Well, it never happened, yet I had thought that since Switzerland decided to break their peg on the cross to the euro, that Denmark would follow soon enough.
I just don’t see how Denmark was able to fight off the pressure on the peg. But they did, and now the “all clear” horn has been sounded.
You want to know how Denmark held off the attackers of the peg?
Well, it was a direct result of the central bank Gov. Rohde, who introduced measures that would make holding kroner a losing trade, and the hedge funds and institutional investors who had the deep pockets to make this work, didn’t appreciate the measures introduced by Rohde, and so they took their ball and bat and went to look for some other peg to break.
The U.S. data cupboard begins to get restocked today, and first up on the docket this week, is U.S. durable goods for May.
I told you last week and again yesterday, that I expect this data to print negative once again. Capital goods orders will also print, and while it won’t be negative, it will print relatively weak. The existing home sales yesterday showed the rush to beat the rate hikes is still going strong, and today’s new home sales will too.
So, as long as you’re in the home selling business, things look good, but everything else, when you only count stuff once, doesn’t look so good.

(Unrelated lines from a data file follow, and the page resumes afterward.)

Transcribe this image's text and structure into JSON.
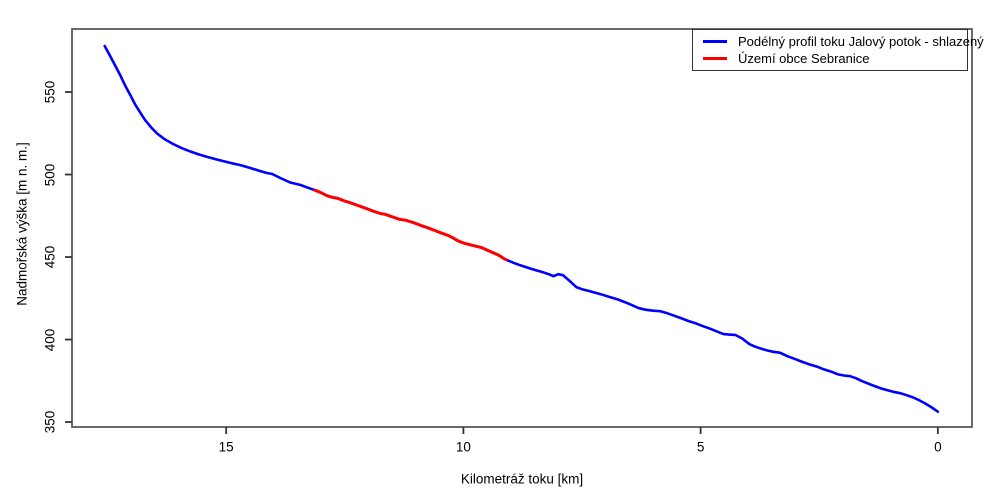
{
  "figure": {
    "background": "#ffffff",
    "box_color": "#5a5a5a",
    "tick_color": "#333333",
    "text_color": "#000000"
  },
  "chart_data": {
    "type": "line",
    "title": "",
    "xlabel": "Kilometráž toku [km]",
    "ylabel": "Nadmořská výška [m n. m.]",
    "x_reversed": true,
    "grid": false,
    "xlim": [
      18.25,
      -0.72
    ],
    "ylim": [
      347.0,
      588.2
    ],
    "x_ticks": [
      "15",
      "10",
      "5",
      "0"
    ],
    "x_tick_values": [
      15,
      10,
      5,
      0
    ],
    "y_ticks": [
      "350",
      "400",
      "450",
      "500",
      "550"
    ],
    "y_tick_values": [
      350,
      400,
      450,
      500,
      550
    ],
    "legend_position": "topright",
    "series": [
      {
        "name": "Podélný profil toku Jalový potok - shlazený",
        "color": "#0000ff",
        "width": 2.6,
        "points": [
          [
            17.56,
            577.9
          ],
          [
            17.45,
            572.0
          ],
          [
            17.34,
            566.0
          ],
          [
            17.23,
            560.0
          ],
          [
            17.13,
            554.0
          ],
          [
            17.02,
            548.0
          ],
          [
            16.92,
            542.5
          ],
          [
            16.81,
            537.5
          ],
          [
            16.71,
            533.0
          ],
          [
            16.58,
            528.5
          ],
          [
            16.46,
            525.0
          ],
          [
            16.3,
            521.5
          ],
          [
            16.12,
            518.5
          ],
          [
            15.94,
            516.0
          ],
          [
            15.76,
            514.0
          ],
          [
            15.58,
            512.2
          ],
          [
            15.4,
            510.7
          ],
          [
            15.22,
            509.3
          ],
          [
            15.05,
            508.0
          ],
          [
            14.88,
            506.8
          ],
          [
            14.71,
            505.8
          ],
          [
            14.5,
            504.0
          ],
          [
            14.28,
            502.1
          ],
          [
            14.15,
            501.0
          ],
          [
            14.03,
            500.3
          ],
          [
            13.86,
            497.9
          ],
          [
            13.65,
            495.2
          ],
          [
            13.44,
            493.7
          ],
          [
            13.28,
            492.0
          ],
          [
            13.13,
            490.5
          ],
          [
            13.0,
            489.0
          ],
          [
            12.87,
            487.1
          ],
          [
            12.78,
            486.3
          ],
          [
            12.65,
            485.6
          ],
          [
            12.5,
            483.9
          ],
          [
            12.38,
            482.9
          ],
          [
            12.2,
            481.0
          ],
          [
            12.05,
            479.5
          ],
          [
            11.9,
            477.8
          ],
          [
            11.75,
            476.4
          ],
          [
            11.65,
            475.9
          ],
          [
            11.5,
            474.4
          ],
          [
            11.35,
            472.9
          ],
          [
            11.22,
            472.3
          ],
          [
            11.05,
            470.8
          ],
          [
            10.9,
            469.2
          ],
          [
            10.75,
            467.7
          ],
          [
            10.6,
            466.1
          ],
          [
            10.45,
            464.4
          ],
          [
            10.33,
            463.2
          ],
          [
            10.22,
            461.6
          ],
          [
            10.1,
            459.6
          ],
          [
            9.98,
            458.3
          ],
          [
            9.86,
            457.5
          ],
          [
            9.74,
            456.6
          ],
          [
            9.62,
            455.8
          ],
          [
            9.5,
            454.2
          ],
          [
            9.38,
            452.7
          ],
          [
            9.26,
            451.2
          ],
          [
            9.15,
            449.2
          ],
          [
            9.1,
            448.4
          ],
          [
            8.95,
            446.6
          ],
          [
            8.8,
            445.0
          ],
          [
            8.65,
            443.6
          ],
          [
            8.5,
            442.2
          ],
          [
            8.35,
            441.0
          ],
          [
            8.2,
            439.6
          ],
          [
            8.1,
            438.4
          ],
          [
            8.0,
            439.6
          ],
          [
            7.9,
            439.0
          ],
          [
            7.78,
            436.0
          ],
          [
            7.62,
            431.8
          ],
          [
            7.5,
            430.5
          ],
          [
            7.35,
            429.4
          ],
          [
            7.2,
            428.2
          ],
          [
            7.05,
            427.0
          ],
          [
            6.9,
            425.6
          ],
          [
            6.75,
            424.3
          ],
          [
            6.6,
            422.7
          ],
          [
            6.45,
            420.9
          ],
          [
            6.3,
            419.0
          ],
          [
            6.15,
            418.0
          ],
          [
            6.0,
            417.5
          ],
          [
            5.85,
            417.2
          ],
          [
            5.7,
            415.9
          ],
          [
            5.55,
            414.4
          ],
          [
            5.4,
            412.8
          ],
          [
            5.25,
            411.2
          ],
          [
            5.1,
            409.8
          ],
          [
            4.95,
            408.1
          ],
          [
            4.8,
            406.6
          ],
          [
            4.65,
            404.8
          ],
          [
            4.52,
            403.3
          ],
          [
            4.4,
            403.0
          ],
          [
            4.27,
            402.8
          ],
          [
            4.12,
            400.6
          ],
          [
            3.97,
            397.2
          ],
          [
            3.88,
            396.0
          ],
          [
            3.75,
            394.7
          ],
          [
            3.6,
            393.4
          ],
          [
            3.47,
            392.6
          ],
          [
            3.33,
            392.0
          ],
          [
            3.17,
            389.9
          ],
          [
            3.0,
            388.1
          ],
          [
            2.85,
            386.4
          ],
          [
            2.7,
            384.9
          ],
          [
            2.55,
            383.6
          ],
          [
            2.4,
            381.9
          ],
          [
            2.25,
            380.6
          ],
          [
            2.1,
            378.9
          ],
          [
            1.98,
            378.2
          ],
          [
            1.85,
            377.8
          ],
          [
            1.72,
            376.5
          ],
          [
            1.6,
            374.8
          ],
          [
            1.47,
            373.3
          ],
          [
            1.33,
            371.8
          ],
          [
            1.2,
            370.4
          ],
          [
            1.05,
            369.2
          ],
          [
            0.9,
            368.1
          ],
          [
            0.78,
            367.4
          ],
          [
            0.65,
            366.2
          ],
          [
            0.52,
            364.9
          ],
          [
            0.4,
            363.3
          ],
          [
            0.28,
            361.5
          ],
          [
            0.17,
            359.6
          ],
          [
            0.08,
            357.9
          ],
          [
            0.0,
            356.3
          ]
        ]
      },
      {
        "name": "Území obce Sebranice",
        "color": "#ff0000",
        "width": 3,
        "points": [
          [
            13.13,
            490.5
          ],
          [
            13.0,
            489.0
          ],
          [
            12.87,
            487.1
          ],
          [
            12.78,
            486.3
          ],
          [
            12.65,
            485.6
          ],
          [
            12.5,
            483.9
          ],
          [
            12.38,
            482.9
          ],
          [
            12.2,
            481.0
          ],
          [
            12.05,
            479.5
          ],
          [
            11.9,
            477.8
          ],
          [
            11.75,
            476.4
          ],
          [
            11.65,
            475.9
          ],
          [
            11.5,
            474.4
          ],
          [
            11.35,
            472.9
          ],
          [
            11.22,
            472.3
          ],
          [
            11.05,
            470.8
          ],
          [
            10.9,
            469.2
          ],
          [
            10.75,
            467.7
          ],
          [
            10.6,
            466.1
          ],
          [
            10.45,
            464.4
          ],
          [
            10.33,
            463.2
          ],
          [
            10.22,
            461.6
          ],
          [
            10.1,
            459.6
          ],
          [
            9.98,
            458.3
          ],
          [
            9.86,
            457.5
          ],
          [
            9.74,
            456.6
          ],
          [
            9.62,
            455.8
          ],
          [
            9.5,
            454.2
          ],
          [
            9.38,
            452.7
          ],
          [
            9.26,
            451.2
          ],
          [
            9.15,
            449.2
          ],
          [
            9.1,
            448.4
          ]
        ]
      }
    ]
  }
}
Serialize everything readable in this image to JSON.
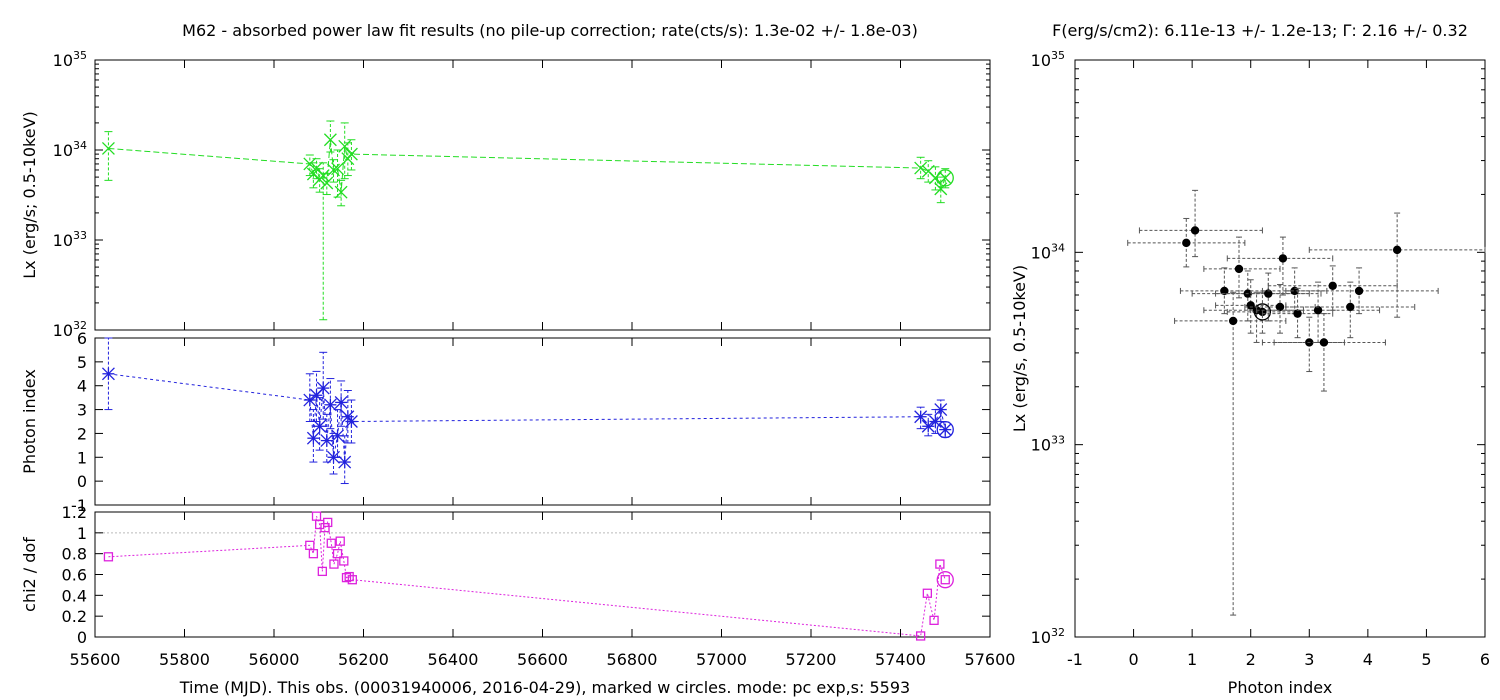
{
  "left_title": "M62  - absorbed power law fit results (no pile-up correction; rate(cts/s): 1.3e-02 +/- 1.8e-03)",
  "right_title": "F(erg/s/cm2): 6.11e-13 +/- 1.2e-13; Γ: 2.16 +/- 0.32",
  "time_axis_label": "Time (MJD). This obs. (00031940006, 2016-04-29), marked w circles. mode: pc exp,s: 5593",
  "colors": {
    "lx": "#22dd22",
    "gamma": "#2222dd",
    "chi2": "#dd22dd",
    "scatter": "#000000",
    "ref_line": "#bbbbbb"
  },
  "chart_data": [
    {
      "type": "line",
      "panel": "lx_vs_time",
      "ylabel": "Lx (erg/s; 0.5-10keV)",
      "yscale": "log",
      "xlim": [
        55600,
        57600
      ],
      "ylim": [
        1e+32,
        1e+35
      ],
      "xticks": [
        55600,
        55800,
        56000,
        56200,
        56400,
        56600,
        56800,
        57000,
        57200,
        57400,
        57600
      ],
      "yticks": [
        {
          "v": 1e+32,
          "label": "10^32"
        },
        {
          "v": 1e+33,
          "label": "10^33"
        },
        {
          "v": 1e+34,
          "label": "10^34"
        },
        {
          "v": 1e+35,
          "label": "10^35"
        }
      ],
      "marker": "x",
      "points": [
        {
          "x": 55630,
          "y": 1.04e+34,
          "lo": 4.6e+33,
          "hi": 1.6e+34
        },
        {
          "x": 56080,
          "y": 7e+33,
          "lo": 5.2e+33,
          "hi": 8.8e+33
        },
        {
          "x": 56088,
          "y": 5.4e+33,
          "lo": 3.8e+33,
          "hi": 7.2e+33
        },
        {
          "x": 56095,
          "y": 6.3e+33,
          "lo": 4.8e+33,
          "hi": 8e+33
        },
        {
          "x": 56102,
          "y": 4.7e+33,
          "lo": 3.4e+33,
          "hi": 6.2e+33
        },
        {
          "x": 56110,
          "y": 5.2e+33,
          "lo": 1.3e+32,
          "hi": 7.2e+33
        },
        {
          "x": 56118,
          "y": 4.3e+33,
          "lo": 3.2e+33,
          "hi": 5.5e+33
        },
        {
          "x": 56126,
          "y": 1.3e+34,
          "lo": 9.5e+33,
          "hi": 2.1e+34
        },
        {
          "x": 56133,
          "y": 6e+33,
          "lo": 4.4e+33,
          "hi": 7.8e+33
        },
        {
          "x": 56142,
          "y": 6.2e+33,
          "lo": 3e+33,
          "hi": 1e+34
        },
        {
          "x": 56150,
          "y": 3.4e+33,
          "lo": 2.4e+33,
          "hi": 4.6e+33
        },
        {
          "x": 56158,
          "y": 1.1e+34,
          "lo": 4.8e+33,
          "hi": 2e+34
        },
        {
          "x": 56165,
          "y": 8e+33,
          "lo": 5.2e+33,
          "hi": 1.2e+34
        },
        {
          "x": 56173,
          "y": 9e+33,
          "lo": 6e+33,
          "hi": 1.3e+34
        },
        {
          "x": 57445,
          "y": 6.3e+33,
          "lo": 4.8e+33,
          "hi": 8.3e+33
        },
        {
          "x": 57462,
          "y": 5.8e+33,
          "lo": 4.4e+33,
          "hi": 7.6e+33
        },
        {
          "x": 57478,
          "y": 4.9e+33,
          "lo": 3.6e+33,
          "hi": 6.5e+33
        },
        {
          "x": 57490,
          "y": 3.7e+33,
          "lo": 2.6e+33,
          "hi": 5e+33
        },
        {
          "x": 57500,
          "y": 4.9e+33,
          "lo": 3.8e+33,
          "hi": 6.2e+33,
          "current": true
        }
      ]
    },
    {
      "type": "line",
      "panel": "gamma_vs_time",
      "ylabel": "Photon index",
      "xlim": [
        55600,
        57600
      ],
      "ylim": [
        -1,
        6
      ],
      "yticks": [
        -1,
        0,
        1,
        2,
        3,
        4,
        5,
        6
      ],
      "marker": "star",
      "points": [
        {
          "x": 55630,
          "y": 4.5,
          "lo": 3.0,
          "hi": 6.0
        },
        {
          "x": 56080,
          "y": 3.4,
          "lo": 2.5,
          "hi": 4.5
        },
        {
          "x": 56088,
          "y": 1.8,
          "lo": 0.8,
          "hi": 3.0
        },
        {
          "x": 56095,
          "y": 3.6,
          "lo": 2.5,
          "hi": 4.6
        },
        {
          "x": 56102,
          "y": 2.3,
          "lo": 1.3,
          "hi": 3.5
        },
        {
          "x": 56110,
          "y": 3.9,
          "lo": 2.6,
          "hi": 5.4
        },
        {
          "x": 56118,
          "y": 1.7,
          "lo": 0.8,
          "hi": 2.8
        },
        {
          "x": 56126,
          "y": 3.2,
          "lo": 2.2,
          "hi": 4.3
        },
        {
          "x": 56133,
          "y": 1.0,
          "lo": 0.3,
          "hi": 2.0
        },
        {
          "x": 56142,
          "y": 1.9,
          "lo": 1.0,
          "hi": 3.0
        },
        {
          "x": 56150,
          "y": 3.3,
          "lo": 2.3,
          "hi": 4.2
        },
        {
          "x": 56158,
          "y": 0.8,
          "lo": -0.1,
          "hi": 1.9
        },
        {
          "x": 56165,
          "y": 2.7,
          "lo": 1.6,
          "hi": 3.8
        },
        {
          "x": 56173,
          "y": 2.5,
          "lo": 1.6,
          "hi": 3.4
        },
        {
          "x": 57445,
          "y": 2.7,
          "lo": 2.2,
          "hi": 3.1
        },
        {
          "x": 57462,
          "y": 2.3,
          "lo": 1.9,
          "hi": 2.8
        },
        {
          "x": 57478,
          "y": 2.5,
          "lo": 2.0,
          "hi": 3.0
        },
        {
          "x": 57490,
          "y": 3.0,
          "lo": 2.5,
          "hi": 3.4
        },
        {
          "x": 57500,
          "y": 2.16,
          "lo": 1.84,
          "hi": 2.48,
          "current": true
        }
      ]
    },
    {
      "type": "line",
      "panel": "chi2_vs_time",
      "ylabel": "chi2 / dof",
      "xlim": [
        55600,
        57600
      ],
      "ylim": [
        0,
        1.2
      ],
      "yticks": [
        0,
        0.2,
        0.4,
        0.6,
        0.8,
        1,
        1.2
      ],
      "reference_line": 1,
      "marker": "square",
      "points": [
        {
          "x": 55630,
          "y": 0.77
        },
        {
          "x": 56080,
          "y": 0.88
        },
        {
          "x": 56088,
          "y": 0.8
        },
        {
          "x": 56095,
          "y": 1.16
        },
        {
          "x": 56102,
          "y": 1.08
        },
        {
          "x": 56108,
          "y": 0.63
        },
        {
          "x": 56114,
          "y": 1.05
        },
        {
          "x": 56120,
          "y": 1.1
        },
        {
          "x": 56128,
          "y": 0.9
        },
        {
          "x": 56134,
          "y": 0.7
        },
        {
          "x": 56142,
          "y": 0.8
        },
        {
          "x": 56148,
          "y": 0.92
        },
        {
          "x": 56156,
          "y": 0.73
        },
        {
          "x": 56162,
          "y": 0.57
        },
        {
          "x": 56168,
          "y": 0.58
        },
        {
          "x": 56175,
          "y": 0.55
        },
        {
          "x": 57445,
          "y": 0.01
        },
        {
          "x": 57460,
          "y": 0.42
        },
        {
          "x": 57475,
          "y": 0.16
        },
        {
          "x": 57488,
          "y": 0.7
        },
        {
          "x": 57500,
          "y": 0.55,
          "current": true
        }
      ]
    },
    {
      "type": "scatter",
      "panel": "lx_vs_gamma",
      "xlabel": "Photon index",
      "ylabel": "Lx (erg/s, 0.5-10keV)",
      "yscale": "log",
      "xlim": [
        -1,
        6
      ],
      "ylim": [
        1e+32,
        1e+35
      ],
      "xticks": [
        -1,
        0,
        1,
        2,
        3,
        4,
        5,
        6
      ],
      "yticks": [
        {
          "v": 1e+32,
          "label": "10^32"
        },
        {
          "v": 1e+33,
          "label": "10^33"
        },
        {
          "v": 1e+34,
          "label": "10^34"
        },
        {
          "v": 1e+35,
          "label": "10^35"
        }
      ],
      "points": [
        {
          "x": 0.9,
          "y": 1.12e+34,
          "xlo": -0.1,
          "xhi": 1.9,
          "ylo": 8.4e+33,
          "yhi": 1.5e+34
        },
        {
          "x": 1.05,
          "y": 1.3e+34,
          "xlo": 0.1,
          "xhi": 2.2,
          "ylo": 9.5e+33,
          "yhi": 2.1e+34
        },
        {
          "x": 1.55,
          "y": 6.3e+33,
          "xlo": 0.8,
          "xhi": 2.3,
          "ylo": 4.8e+33,
          "yhi": 8.3e+33
        },
        {
          "x": 1.7,
          "y": 4.4e+33,
          "xlo": 0.7,
          "xhi": 2.6,
          "ylo": 1.3e+32,
          "yhi": 6.2e+33
        },
        {
          "x": 1.8,
          "y": 8.2e+33,
          "xlo": 1.2,
          "xhi": 2.5,
          "ylo": 5.8e+33,
          "yhi": 1.2e+34
        },
        {
          "x": 1.95,
          "y": 6.1e+33,
          "xlo": 1.0,
          "xhi": 3.0,
          "ylo": 4.4e+33,
          "yhi": 8e+33
        },
        {
          "x": 2.0,
          "y": 5.3e+33,
          "xlo": 1.4,
          "xhi": 2.6,
          "ylo": 3.8e+33,
          "yhi": 7.2e+33
        },
        {
          "x": 2.1,
          "y": 5e+33,
          "xlo": 1.2,
          "xhi": 2.9,
          "ylo": 3.4e+33,
          "yhi": 6.2e+33
        },
        {
          "x": 2.2,
          "y": 4.9e+33,
          "xlo": 1.6,
          "xhi": 2.8,
          "ylo": 3.8e+33,
          "yhi": 6.2e+33,
          "current": true
        },
        {
          "x": 2.3,
          "y": 6.1e+33,
          "xlo": 1.4,
          "xhi": 3.2,
          "ylo": 4.4e+33,
          "yhi": 7.8e+33
        },
        {
          "x": 2.5,
          "y": 5.2e+33,
          "xlo": 1.9,
          "xhi": 3.1,
          "ylo": 3.8e+33,
          "yhi": 6.8e+33
        },
        {
          "x": 2.55,
          "y": 9.3e+33,
          "xlo": 1.6,
          "xhi": 3.4,
          "ylo": 6e+33,
          "yhi": 1.2e+34
        },
        {
          "x": 2.75,
          "y": 6.3e+33,
          "xlo": 2.2,
          "xhi": 3.3,
          "ylo": 4.8e+33,
          "yhi": 8.3e+33
        },
        {
          "x": 2.8,
          "y": 4.8e+33,
          "xlo": 2.2,
          "xhi": 3.4,
          "ylo": 3.6e+33,
          "yhi": 6.5e+33
        },
        {
          "x": 3.0,
          "y": 3.4e+33,
          "xlo": 2.4,
          "xhi": 3.6,
          "ylo": 2.4e+33,
          "yhi": 4.6e+33
        },
        {
          "x": 3.15,
          "y": 5e+33,
          "xlo": 2.1,
          "xhi": 4.2,
          "ylo": 3.4e+33,
          "yhi": 7e+33
        },
        {
          "x": 3.25,
          "y": 3.4e+33,
          "xlo": 2.2,
          "xhi": 4.3,
          "ylo": 1.9e+33,
          "yhi": 4.8e+33
        },
        {
          "x": 3.4,
          "y": 6.7e+33,
          "xlo": 2.3,
          "xhi": 4.5,
          "ylo": 5e+33,
          "yhi": 8.5e+33
        },
        {
          "x": 3.7,
          "y": 5.2e+33,
          "xlo": 2.6,
          "xhi": 4.8,
          "ylo": 3.6e+33,
          "yhi": 7e+33
        },
        {
          "x": 3.85,
          "y": 6.3e+33,
          "xlo": 2.6,
          "xhi": 5.2,
          "ylo": 4.8e+33,
          "yhi": 8.3e+33
        },
        {
          "x": 4.5,
          "y": 1.03e+34,
          "xlo": 3.0,
          "xhi": 6.0,
          "ylo": 4.6e+33,
          "yhi": 1.6e+34
        }
      ]
    }
  ]
}
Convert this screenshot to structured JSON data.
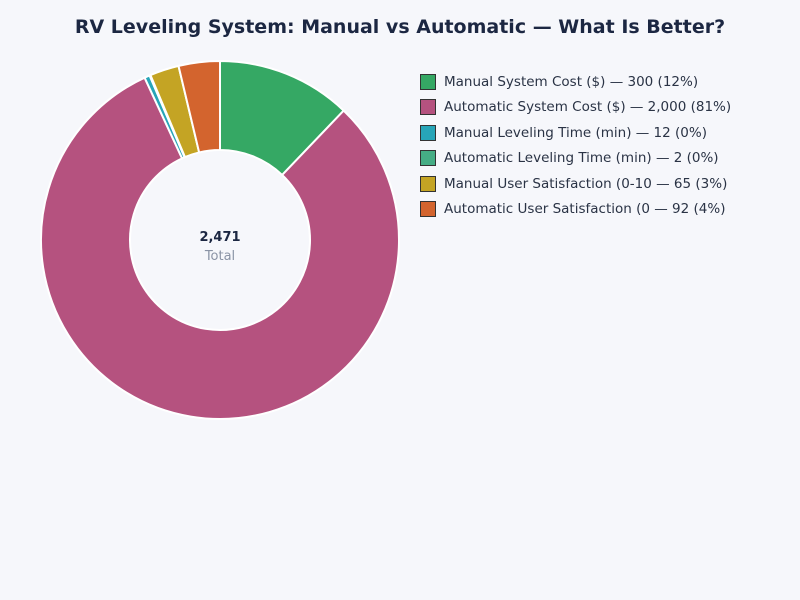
{
  "chart_data": {
    "type": "pie",
    "donut": true,
    "title": "RV Leveling System: Manual vs Automatic — What Is Better?",
    "center_value": "2,471",
    "center_label": "Total",
    "legend_position": "right",
    "slices": [
      {
        "label": "Manual System Cost ($) — 300 (12%)",
        "value": 300,
        "color": "#35a864"
      },
      {
        "label": "Automatic System Cost ($) — 2,000 (81%)",
        "value": 2000,
        "color": "#b5527f"
      },
      {
        "label": "Manual Leveling Time (min) — 12 (0%)",
        "value": 12,
        "color": "#27a5b8"
      },
      {
        "label": "Automatic Leveling Time (min) — 2 (0%)",
        "value": 2,
        "color": "#45ad85"
      },
      {
        "label": "Manual User Satisfaction (0-10 — 65 (3%)",
        "value": 65,
        "color": "#c4a424"
      },
      {
        "label": "Automatic User Satisfaction (0 — 92 (4%)",
        "value": 92,
        "color": "#d3642e"
      }
    ]
  }
}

Stall speed economy…
For what it’s worth, I found this on MarketWatch this morning, and thought it played well with my “stall speed economy” thought. You can read the whole article along with seeing pictures here: http://www.marketwatch.com/story/there-are-the-states-that-still-havent-recovered-jobs-lost-in-recession-2015-06-19?siteid=nwtam
WOW! Notice that most of the states are in what they call the Rust Belt, but then there are those like Nevada that out outliers to the Rust Belt. To me, that means middle class jobs and manufacturing jobs. You know, the things that get our economy rolling in the right direction.